Colleen occupies the cell next to mine. We talk through the wall. Colleen, Roland and I are on track to find out what they serve prisoners for Thanksgiving dinner.
By our willing separation from our families, by our sacrifice and consent to suffer, by our very absence, we are saying that we object in the strongest terms to the transformation of our beloved Finger Lakes community into a hub for fracking. We object to the occupation of our lakeshore by a Houston-based corporation that seeks to further build out fossil-fuel infrastructure in a time of climate emergency, and in so doing, imperils a source of drinking water for 100,000 people.
Third, by filling the jails with mothers, elders and veterans, we peacefully provoke a crisis that cannot be ignored by media or political leaders. Of course, civil disobedience is always a method of last recourse, deployed when all other methods of addressing a grievance have been exhausted.

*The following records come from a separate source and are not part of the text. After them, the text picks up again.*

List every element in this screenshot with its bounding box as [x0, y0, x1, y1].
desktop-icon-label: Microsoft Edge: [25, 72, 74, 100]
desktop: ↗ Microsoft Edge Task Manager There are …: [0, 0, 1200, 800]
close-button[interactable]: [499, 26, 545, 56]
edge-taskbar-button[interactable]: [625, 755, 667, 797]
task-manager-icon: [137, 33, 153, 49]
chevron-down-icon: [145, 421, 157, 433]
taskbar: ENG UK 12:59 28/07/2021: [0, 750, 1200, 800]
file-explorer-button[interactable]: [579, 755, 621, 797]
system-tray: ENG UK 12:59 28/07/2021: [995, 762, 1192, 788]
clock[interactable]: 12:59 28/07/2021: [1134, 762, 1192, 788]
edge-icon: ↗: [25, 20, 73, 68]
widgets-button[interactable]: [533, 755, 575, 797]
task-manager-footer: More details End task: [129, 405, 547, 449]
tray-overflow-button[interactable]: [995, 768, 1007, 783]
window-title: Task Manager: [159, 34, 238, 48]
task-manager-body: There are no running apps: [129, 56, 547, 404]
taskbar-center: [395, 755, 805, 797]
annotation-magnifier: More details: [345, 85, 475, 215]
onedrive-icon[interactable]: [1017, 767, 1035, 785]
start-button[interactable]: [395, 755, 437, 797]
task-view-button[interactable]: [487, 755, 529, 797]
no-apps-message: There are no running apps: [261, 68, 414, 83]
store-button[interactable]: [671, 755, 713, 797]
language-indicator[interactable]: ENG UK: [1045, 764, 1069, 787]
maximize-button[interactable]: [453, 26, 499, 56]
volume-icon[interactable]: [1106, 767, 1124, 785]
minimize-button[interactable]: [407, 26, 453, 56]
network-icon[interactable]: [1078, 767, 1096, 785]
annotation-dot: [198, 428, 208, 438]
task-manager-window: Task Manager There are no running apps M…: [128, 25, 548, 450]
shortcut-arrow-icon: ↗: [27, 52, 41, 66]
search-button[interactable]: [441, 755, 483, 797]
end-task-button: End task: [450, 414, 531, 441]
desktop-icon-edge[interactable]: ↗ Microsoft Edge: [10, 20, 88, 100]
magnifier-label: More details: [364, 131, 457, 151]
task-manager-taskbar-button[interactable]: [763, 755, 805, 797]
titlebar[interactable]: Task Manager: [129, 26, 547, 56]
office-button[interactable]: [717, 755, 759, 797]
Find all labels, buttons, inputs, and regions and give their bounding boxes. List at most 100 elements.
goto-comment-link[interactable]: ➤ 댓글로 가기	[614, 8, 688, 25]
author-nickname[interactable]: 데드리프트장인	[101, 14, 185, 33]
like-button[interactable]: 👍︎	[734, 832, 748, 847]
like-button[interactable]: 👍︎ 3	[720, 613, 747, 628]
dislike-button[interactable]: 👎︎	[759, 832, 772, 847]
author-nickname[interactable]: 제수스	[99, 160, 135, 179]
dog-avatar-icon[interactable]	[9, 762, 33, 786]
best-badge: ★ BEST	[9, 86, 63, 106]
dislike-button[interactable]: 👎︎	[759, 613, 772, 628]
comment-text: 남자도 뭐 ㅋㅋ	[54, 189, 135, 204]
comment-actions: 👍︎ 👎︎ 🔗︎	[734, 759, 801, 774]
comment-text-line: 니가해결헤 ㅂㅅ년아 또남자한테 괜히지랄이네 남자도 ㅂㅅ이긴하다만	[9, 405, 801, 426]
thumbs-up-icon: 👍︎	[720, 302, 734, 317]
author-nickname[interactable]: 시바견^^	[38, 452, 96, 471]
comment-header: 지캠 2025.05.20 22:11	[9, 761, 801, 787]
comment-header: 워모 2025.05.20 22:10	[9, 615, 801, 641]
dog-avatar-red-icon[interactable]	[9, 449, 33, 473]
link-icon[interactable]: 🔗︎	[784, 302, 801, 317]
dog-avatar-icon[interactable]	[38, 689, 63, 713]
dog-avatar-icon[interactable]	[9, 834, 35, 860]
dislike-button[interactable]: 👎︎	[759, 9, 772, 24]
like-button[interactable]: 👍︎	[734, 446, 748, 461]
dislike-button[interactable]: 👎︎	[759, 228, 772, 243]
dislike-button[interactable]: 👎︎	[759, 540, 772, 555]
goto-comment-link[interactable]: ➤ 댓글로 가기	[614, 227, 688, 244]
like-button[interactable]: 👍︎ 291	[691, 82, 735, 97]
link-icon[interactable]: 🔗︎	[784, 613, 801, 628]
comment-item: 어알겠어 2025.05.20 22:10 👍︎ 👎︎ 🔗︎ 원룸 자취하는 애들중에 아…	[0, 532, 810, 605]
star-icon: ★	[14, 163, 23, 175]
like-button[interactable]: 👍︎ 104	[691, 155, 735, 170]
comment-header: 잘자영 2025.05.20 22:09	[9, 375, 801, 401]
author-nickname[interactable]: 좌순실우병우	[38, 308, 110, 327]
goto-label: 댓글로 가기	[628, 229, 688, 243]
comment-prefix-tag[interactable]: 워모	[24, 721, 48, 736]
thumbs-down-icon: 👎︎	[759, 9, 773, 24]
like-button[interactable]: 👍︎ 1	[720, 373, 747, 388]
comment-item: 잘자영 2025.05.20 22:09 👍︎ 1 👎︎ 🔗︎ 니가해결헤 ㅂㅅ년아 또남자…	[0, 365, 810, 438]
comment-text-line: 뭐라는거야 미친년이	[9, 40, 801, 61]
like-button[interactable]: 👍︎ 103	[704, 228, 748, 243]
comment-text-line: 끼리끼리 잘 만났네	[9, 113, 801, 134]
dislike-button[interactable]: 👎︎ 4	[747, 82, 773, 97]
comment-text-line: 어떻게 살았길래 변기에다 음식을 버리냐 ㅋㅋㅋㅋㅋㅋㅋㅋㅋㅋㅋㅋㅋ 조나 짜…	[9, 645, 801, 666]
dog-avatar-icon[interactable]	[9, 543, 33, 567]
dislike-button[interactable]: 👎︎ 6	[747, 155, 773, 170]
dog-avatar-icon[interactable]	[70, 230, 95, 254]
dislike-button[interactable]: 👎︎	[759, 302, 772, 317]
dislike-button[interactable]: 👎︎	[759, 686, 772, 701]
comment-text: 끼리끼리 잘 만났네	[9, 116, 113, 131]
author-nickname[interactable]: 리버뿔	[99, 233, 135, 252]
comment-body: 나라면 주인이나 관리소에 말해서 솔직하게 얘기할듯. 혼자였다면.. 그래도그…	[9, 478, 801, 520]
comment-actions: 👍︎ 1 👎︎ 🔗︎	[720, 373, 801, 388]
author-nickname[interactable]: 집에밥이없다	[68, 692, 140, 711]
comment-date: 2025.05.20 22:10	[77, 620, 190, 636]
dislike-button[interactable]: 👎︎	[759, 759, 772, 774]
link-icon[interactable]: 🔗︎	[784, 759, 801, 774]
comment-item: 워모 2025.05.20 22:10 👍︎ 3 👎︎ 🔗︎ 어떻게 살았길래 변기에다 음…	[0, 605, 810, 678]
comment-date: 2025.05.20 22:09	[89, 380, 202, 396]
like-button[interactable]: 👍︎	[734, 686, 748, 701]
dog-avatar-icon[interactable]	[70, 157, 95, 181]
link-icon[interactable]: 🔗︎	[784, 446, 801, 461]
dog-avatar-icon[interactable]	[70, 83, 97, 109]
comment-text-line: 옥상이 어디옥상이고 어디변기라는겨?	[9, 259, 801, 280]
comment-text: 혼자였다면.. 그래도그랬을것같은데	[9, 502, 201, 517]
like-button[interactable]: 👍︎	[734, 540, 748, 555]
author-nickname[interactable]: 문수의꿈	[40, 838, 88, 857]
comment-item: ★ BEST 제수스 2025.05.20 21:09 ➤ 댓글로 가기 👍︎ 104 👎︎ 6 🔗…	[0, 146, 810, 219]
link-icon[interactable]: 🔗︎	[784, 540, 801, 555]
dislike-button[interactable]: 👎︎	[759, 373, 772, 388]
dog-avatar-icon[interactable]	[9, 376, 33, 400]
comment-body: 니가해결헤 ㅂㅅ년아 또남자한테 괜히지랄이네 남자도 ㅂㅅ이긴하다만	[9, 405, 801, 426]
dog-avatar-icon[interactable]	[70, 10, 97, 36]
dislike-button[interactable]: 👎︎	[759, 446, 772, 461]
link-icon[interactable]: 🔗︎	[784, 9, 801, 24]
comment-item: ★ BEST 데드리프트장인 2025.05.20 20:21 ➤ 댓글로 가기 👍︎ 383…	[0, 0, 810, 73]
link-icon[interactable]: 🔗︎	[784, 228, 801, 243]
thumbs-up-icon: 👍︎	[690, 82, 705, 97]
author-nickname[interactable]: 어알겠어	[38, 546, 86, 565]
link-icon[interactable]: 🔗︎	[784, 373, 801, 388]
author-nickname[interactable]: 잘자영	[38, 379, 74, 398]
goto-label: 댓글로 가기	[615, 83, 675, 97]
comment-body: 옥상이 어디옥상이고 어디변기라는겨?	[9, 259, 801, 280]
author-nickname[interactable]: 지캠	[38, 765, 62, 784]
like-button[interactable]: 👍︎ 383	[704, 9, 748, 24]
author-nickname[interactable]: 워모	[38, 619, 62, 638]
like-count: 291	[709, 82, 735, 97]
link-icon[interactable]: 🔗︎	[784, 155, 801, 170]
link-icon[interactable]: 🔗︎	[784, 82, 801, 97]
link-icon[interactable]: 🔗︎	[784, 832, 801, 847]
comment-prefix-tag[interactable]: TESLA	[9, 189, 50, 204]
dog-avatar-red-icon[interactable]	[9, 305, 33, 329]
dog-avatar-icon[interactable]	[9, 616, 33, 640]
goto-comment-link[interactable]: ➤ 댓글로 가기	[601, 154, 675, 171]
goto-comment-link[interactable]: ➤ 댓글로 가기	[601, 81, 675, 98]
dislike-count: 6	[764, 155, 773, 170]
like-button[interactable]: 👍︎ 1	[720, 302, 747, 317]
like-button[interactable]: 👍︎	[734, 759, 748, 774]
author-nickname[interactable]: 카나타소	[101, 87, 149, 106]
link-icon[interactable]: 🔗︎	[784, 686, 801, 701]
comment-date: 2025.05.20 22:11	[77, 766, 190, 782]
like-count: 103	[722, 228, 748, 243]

We have turned over all stones. We have submitted comments, written letters, offered testimony, filed Freedom of Information requests for secret documents—only to see our legitimate concerns brushed aside. Our incarceration shows that the regulatory system is broken. So far, in the Seneca Lake campaign, there have been 59 arrests, and a majority of those have yet to be sentenced. There will be more of us in jail before the year is out.
And the fourth reason is this: spending time in jail is a time of personal transformation. Alone with a pencil, some inmate request forms for stationery, the Bible and your own thoughts, you discover that you are braver than you knew. You are doing time, and time offers the possibility of rededicating oneself to the necessary work ahead: dismantling the fossil fuel industry in the last 20 years left to us, before the climate crisis spins into unfixable, unending calamity.
Last night I learned how to create a tool for changing the channel on the television, which blares from the other side of two rows of bars. It involves twisting newspaper around a row of pencils and stiffening it with toothpaste.
Thus do the women of the Chemung County Jail—all mothers—exert agency over the circumstances of their lives and defy the status quo. That’s a skill set we all need. As Ashley scolded me last night, while passing a sharpened pencil through the bars, “You can’t just sit there for the next 14 days. Start fighting.”